Cheerily, joyously they answered him, these his comrades, his soldier
children, men who had fought with him, many of their number, in a dozen
fields, and men who would stand by him, their dark-eyed little captain,
to the last. Even the youngest trooper of the fifty seemed inspired by
the easy, laughing confidence of the lighter hearts among their number,
or the grim, matter of fact pugnacity of the older campaigners. It was
significant, too, that the Indians seemed so divided in mind as to the
next move. There was loud wrangling and much disputation going on in
that savage council to the north. Stabber's braves and Lame Wolf's
followers seemed bitterly at odds, for old hands in the fast-growing
rifle pits pointed out on one side as many as half a dozen of the
former's warriors whom they recognized and knew by sight, while Ray,
studying the shifting concourse through his glasses, could easily see
Stabber himself raging among them in violent altercation with a tall,
superbly built and bedizened young brave, a sub-chief, apparently, who
for his part, seemed giving Stabber as good as he got. Lame Wolf was not
in sight at all. He might still be far from the scene, and this tall
warrior be acting as his representative. But whoever or whatever he was
he had hearty following. More than three-fourths of the wrangling
warriors in the group seemed backing him. Ray, after a few words to
Sergeant Winsor, crawled over beside his silent and absorbed young
second in command, and, bringing his glasses to bear, gazed across a low
parapet of sand long and fixedly at the turbulent throng a thousand
yards away.

"It's easy to make out Stabber," he presently spoke. "One can almost
hear that foghorn voice of his. But who the mischief is that red villain
opposing him? I've seen every one of their chiefs in the last five
years. All are men of forty or more. This fellow can't be a big chief.
He looks long years younger than most of 'em, old Lame Wolf, for
instance, yet he's cheeking Stabber as if he owned the whole outfit."
Another long stare, then again--"Who the mischief can he be?"

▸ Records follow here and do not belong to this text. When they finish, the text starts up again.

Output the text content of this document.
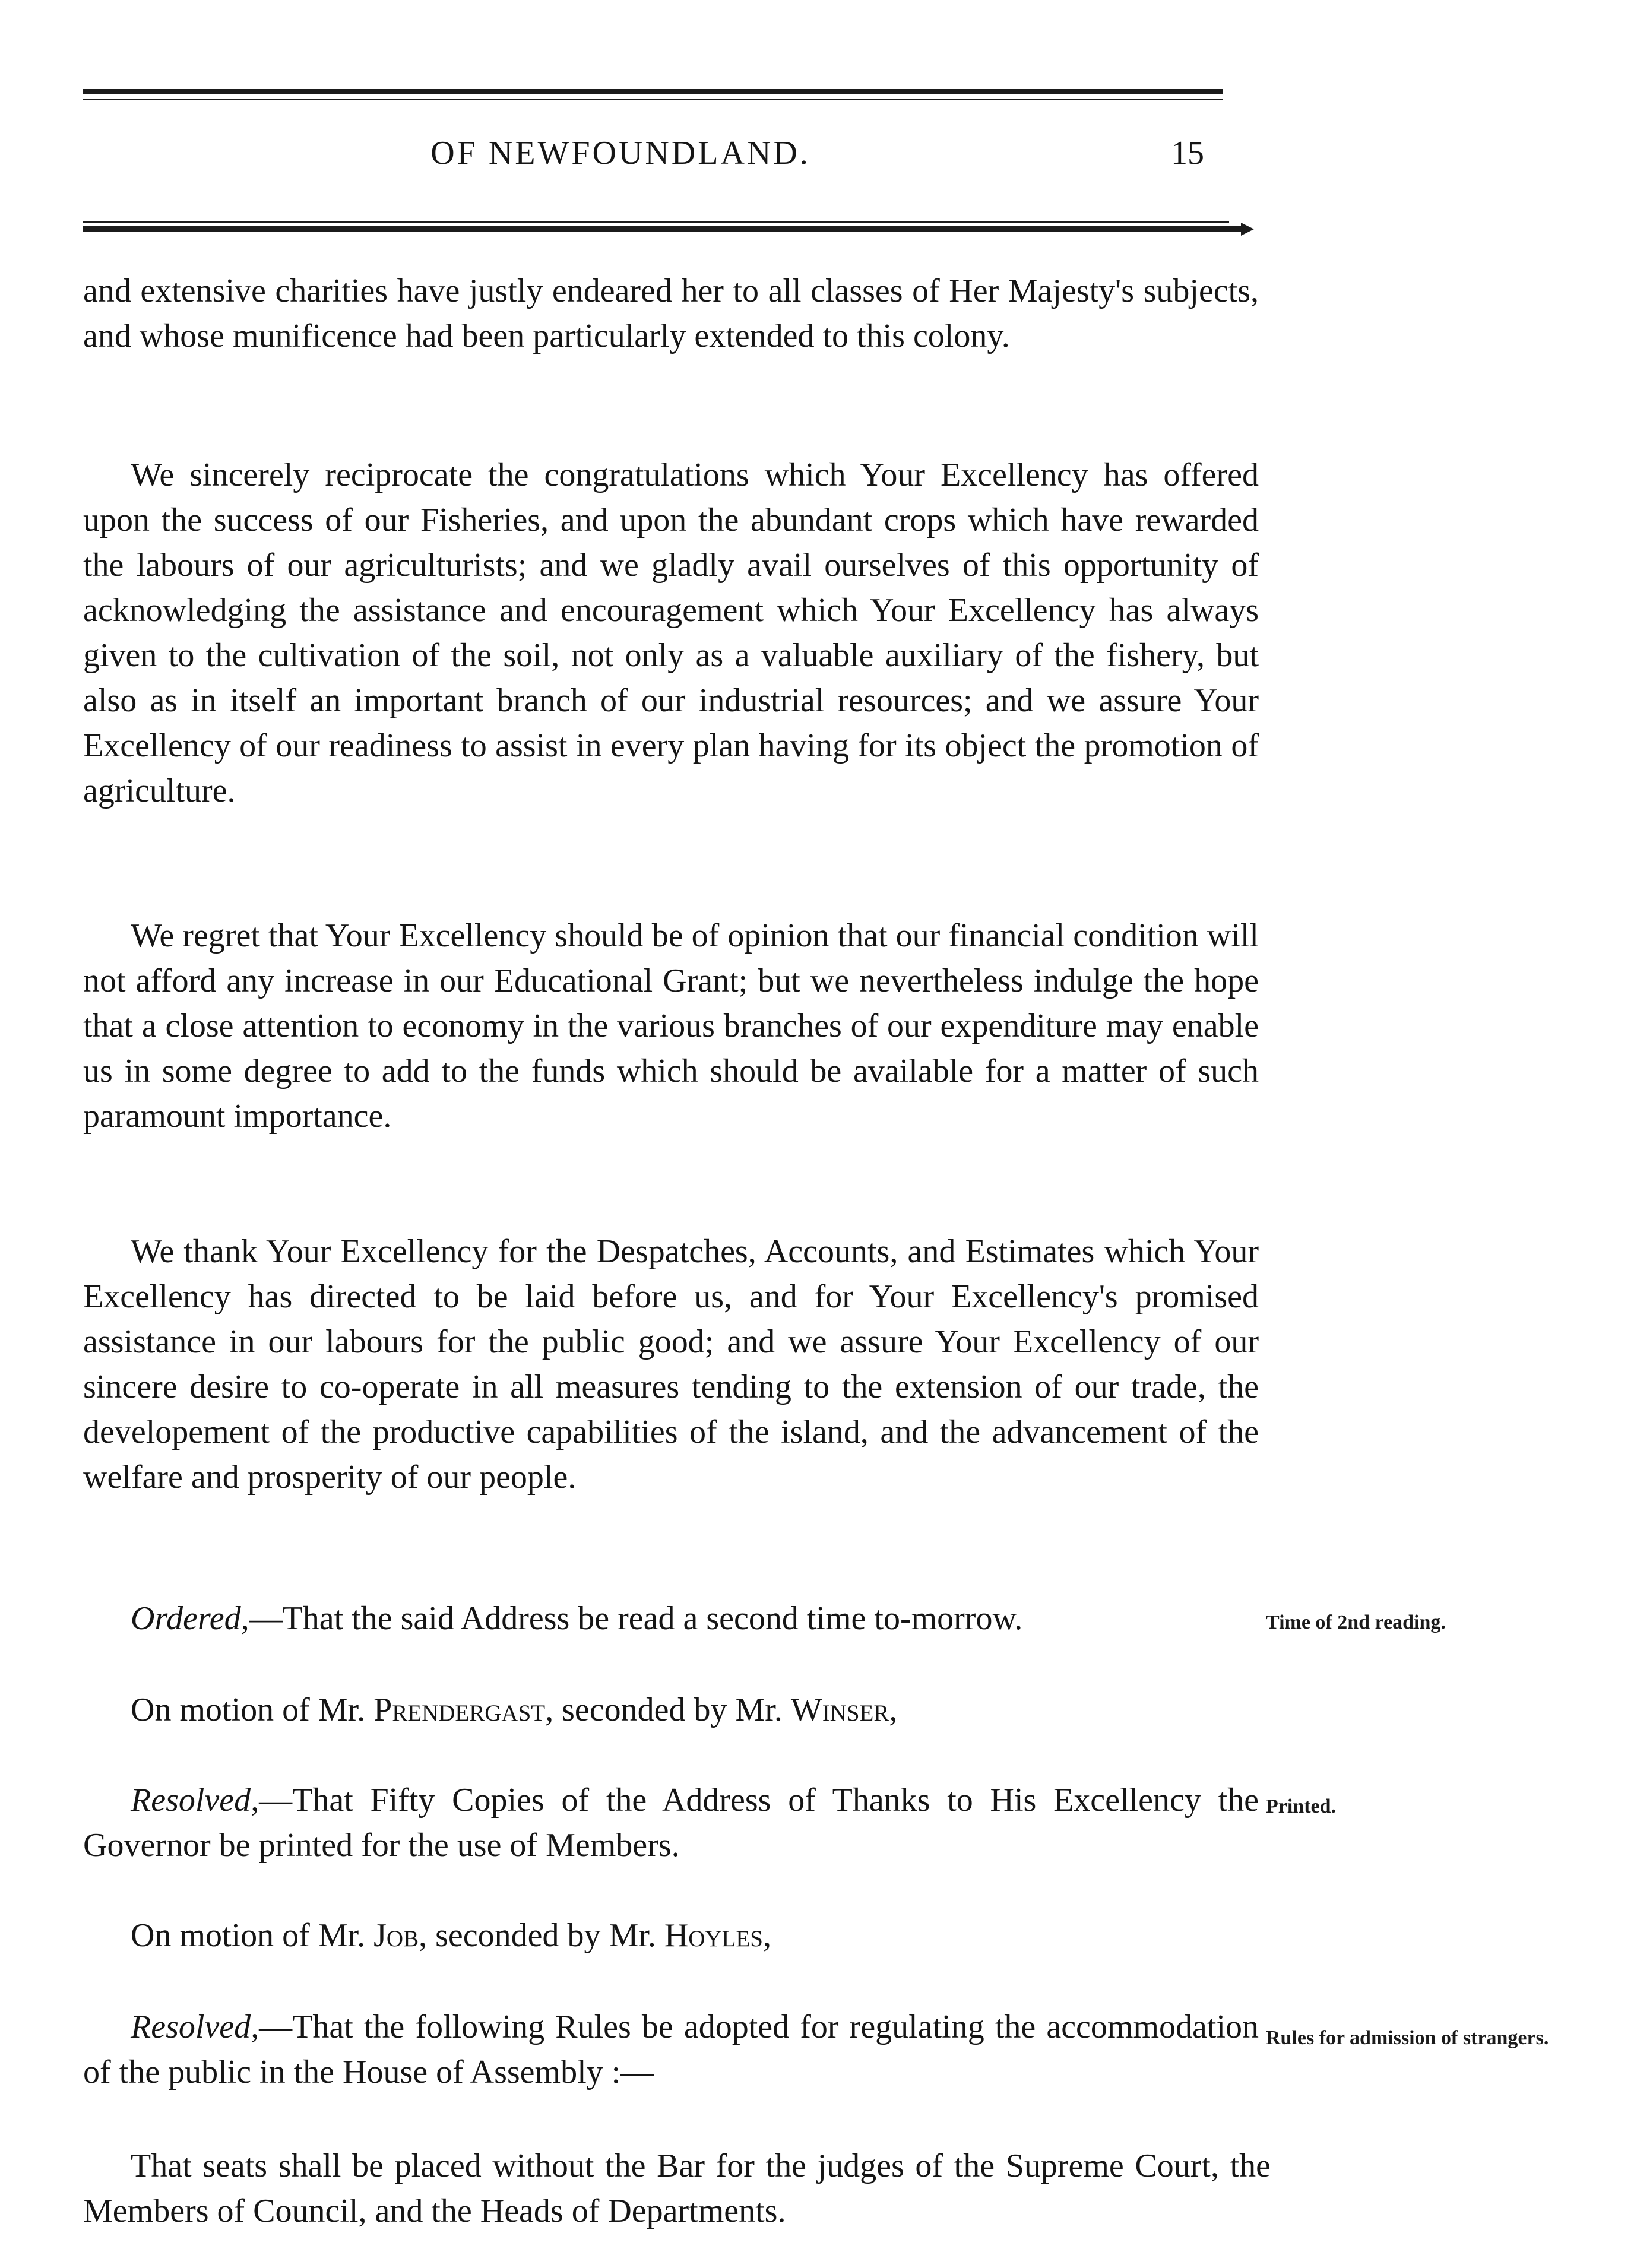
OF NEWFOUNDLAND.	15

and extensive charities have justly endeared her to all classes of Her Majesty's subjects, and whose munificence had been particularly extended to this colony.

We sincerely reciprocate the congratulations which Your Excellency has offered upon the success of our Fisheries, and upon the abundant crops which have rewarded the labours of our agriculturists; and we gladly avail ourselves of this opportunity of acknowledging the assistance and encouragement which Your Excellency has always given to the cultivation of the soil, not only as a valuable auxiliary of the fishery, but also as in itself an important branch of our industrial resources; and we assure Your Excellency of our readiness to assist in every plan having for its object the promotion of agriculture.

We regret that Your Excellency should be of opinion that our financial condition will not afford any increase in our Educational Grant; but we nevertheless indulge the hope that a close attention to economy in the various branches of our expenditure may enable us in some degree to add to the funds which should be available for a matter of such paramount importance.

We thank Your Excellency for the Despatches, Accounts, and Estimates which Your Excellency has directed to be laid before us, and for Your Excellency's promised assistance in our labours for the public good; and we assure Your Excellency of our sincere desire to co-operate in all measures tending to the extension of our trade, the developement of the productive capabilities of the island, and the advancement of the welfare and prosperity of our people.

Ordered,—That the said Address be read a second time to-morrow.

On motion of Mr. Prendergast, seconded by Mr. Winser,

Resolved,—That Fifty Copies of the Address of Thanks to His Excellency the Governor be printed for the use of Members.

On motion of Mr. Job, seconded by Mr. Hoyles,

Resolved,—That the following Rules be adopted for regulating the accommodation of the public in the House of Assembly :—

That seats shall be placed without the Bar for the judges of the Supreme Court, the Members of Council, and the Heads of Departments.

Time of 2nd reading.

Printed.

Rules for admission of strangers.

No answer at his side, and Ray, with the lenses still at his eyes, took
no note for the moment that Field remained so silent. Out at the front
the excitement increased. Out through the veil of surging warriors, the
loud-voiced, impetuous brave twice burst his way, and seemed at one and
the same time, in his superb poise and gesturings, to be urging the
entire body to join him in instant assault on the troops, and hurling
taunt and anathema on the besieged. Whoever he was, he was in a
veritable fury. As many as half of the Indians seemed utterly carried
away by his fiery words, and with much shouting and gesticulation and
brandishing of gun and lance, were yelling approbation of his views and
urging Stabber's people to join them. More furious language followed and
much dashing about of excited ponies.

"Have you ever seen that fellow before?" demanded Ray, of brown-eyed
Sergeant Winsor, who had spent a lifetime on the plains, but Winsor was
plainly puzzled.

"I can't say for the life of me, sir," was the answer. "I don't know him
at all--and yet--"

"Whoever he is, by Jove," said Ray, "he's a bigger man this day than
Stabber, for he's winning the fight. Now, if he only leads the dash as
he does the debate, we can pick him off. Who are our best shots on this
front?" and eagerly he scanned the few faces near him. "Webber's tiptop
and good for anything under five hundred yards when he isn't excited,
and Stoltz, he's a keen, cool one. No! not you, Hogan," laughed the
commander, as a freckled faced veteran popped his head up over a nearby
parapet of sand, and grinned his desire to be included.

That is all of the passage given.